Trading house of G.G. Pustovoytov | |
Native Name: | Торговый дом Г. Г. Пустовойтова |
Native Language: | ru |
Location: | Rostov-on-Don Russia |
Built: | 1910 |
Architect: | E.M. Gulin |
Architecture: | department store style |
Owner: | G.G. Pustovoytov |
Trading house of G.G. Pustovoytov (Russian: Торговый дом Г. Г. Пустовойтова) is a building in Rostov-on-Don at the intersection of Bolshaya Sadovaya and Budennovskiy avenue (address: 46, Bolshaya Sadovaya).
The house was built in 1910 by a major patron and ship owner Grigory Gavrilovich Pustovoytov, the architect of the project was E.M. Gulin. The profitable house of G.G. Pustovoytov is an object of cultural heritage of regional significance.[1]
At the beginning of the 20th century, G.G. Pustovoytov's trading house was considered as one of the highest buildings in the city. As in most profitable houses of that time, the rooms of the house of G.G. Pustovoytov were rented out. After the completion of the building, the Rostov branch of the Association of Russian-French rubber, gutta-percha and telegraph production plants was located in the building under the company "Provodnik". Also there was the jewelry and watch store of A. Girshtein, the "Central" and "London" hotels.[2]
In 1920, the building was nationalized, it housed the Southeast State Woolen Association.
In 1930, the 4th floor of the building was occupied by the scientific library of the RSU named after V.M. Molotov and the board of the university. The collection of the scientific library was made up of Russian magazines of the late 18th and early 19th centuries, among them one of the first Russian satirical magazines ”The Painter” (satirical magazine), “Moscow Journal”, one of the first Russian literary and political magazines “Vestnik of Europe”(1802-1830)), "Moscow Telegraph", the magazine "Contemporary", founded by A. S. Pushkin.[3]
In 1942, during the second occupation of Rostov-on-Don by German fascist troops, the city was exposed to bombing.
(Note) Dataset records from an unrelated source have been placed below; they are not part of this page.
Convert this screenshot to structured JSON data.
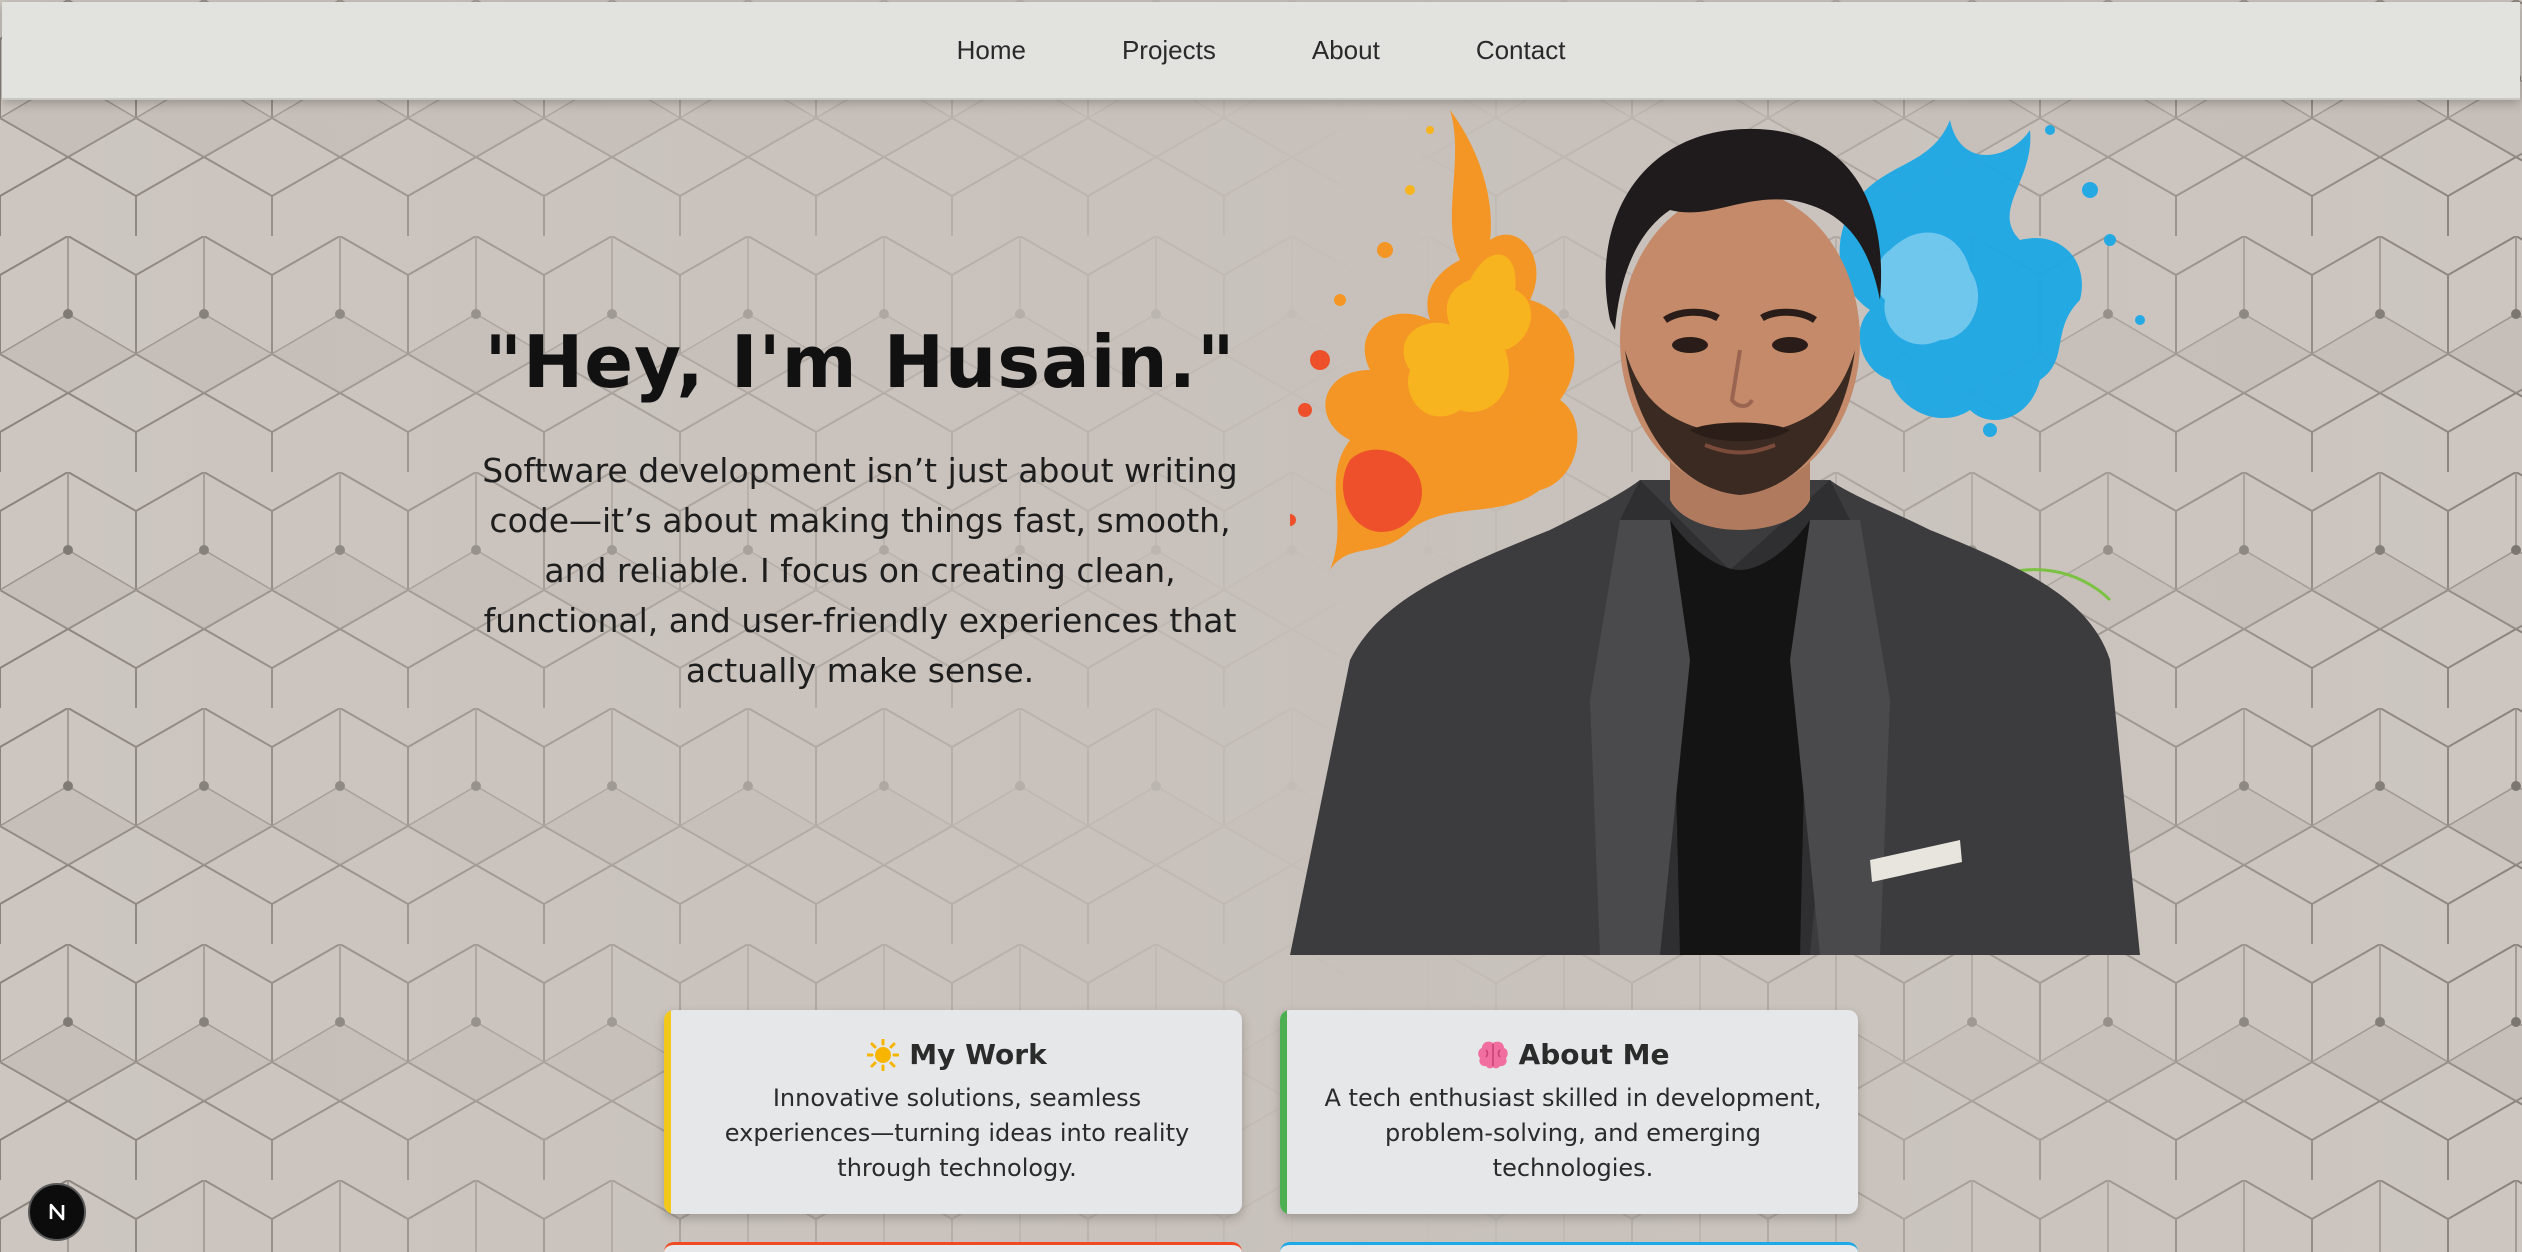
{
  "nav": {
    "items": [
      {
        "label": "Home"
      },
      {
        "label": "Projects"
      },
      {
        "label": "About"
      },
      {
        "label": "Contact"
      }
    ]
  },
  "hero": {
    "title": "\"Hey, I'm Husain.\"",
    "description": "Software development isn’t just about writing code—it’s about making things fast, smooth, and reliable. I focus on creating clean, functional, and user-friendly experiences that actually make sense."
  },
  "cards": [
    {
      "icon": "sun-icon",
      "title": "My Work",
      "description": "Innovative solutions, seamless experiences—turning ideas into reality through technology.",
      "accent": "#f2c81c"
    },
    {
      "icon": "brain-icon",
      "title": "About Me",
      "description": "A tech enthusiast skilled in development, problem-solving, and emerging technologies.",
      "accent": "#4caf50"
    }
  ],
  "next_badge": {
    "icon": "nextjs-icon",
    "letter": "N"
  },
  "colors": {
    "navbar_bg": "#e2e2de",
    "page_bg": "#c8c1bb",
    "card_bg": "#e5e7e8",
    "splash_orange": "#f7941d",
    "splash_blue": "#1da8e6"
  }
}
One of the bombs hit the house of G.G. Pustovoytov which destroyed the roof of the building and the rotunda. As a result of the bombing the upper floors of G.G. Pustovoytov's house were completely burnt down, the fire destroyed all book fund of scientific library.
In 1965 the building was reconstructed. According to the project of the architect E.P. Likhobabin, the building was completed with a southern wing along Budennovskiy Avenue.[4] Before the Great Patriotic War, in place of the new wing was another house of Grigory Pustovoytov and Karapet Chernov which could not be restored after the bombing of 1942.
The project of G.G. Pustovoytov's house was occupied by the architect of Rostov-Nakhichevan city governorate E. M. Gulin who has finished at that time construction of trading house of merchants Yablokov.
The main role in the architecture of G.G. Pustovoytov's house is played by the principles of one of the formal trends of rational modernity - the "department store style" or the "industrial-commercial style" which arose in 1897 in Germany. During the construction of the building, a new frame-walled structural system was use, which is displayed in the plasticity of the facades united in a single rhythmic composition with the predominance of vertical divisions.[5] In the architectural community the trading house of G.G. Pustovoytov is often compared with the Kuznetsovs' trading house in Moscow and the Mertens trading house in St. Petersburg, which gives reason to speak not only of the strong influence of the capital examples, but also of creative loan. The architecture of the end of the XIX beginning of the 20th century was a criterion of Rostov "capital character" and variety.[6]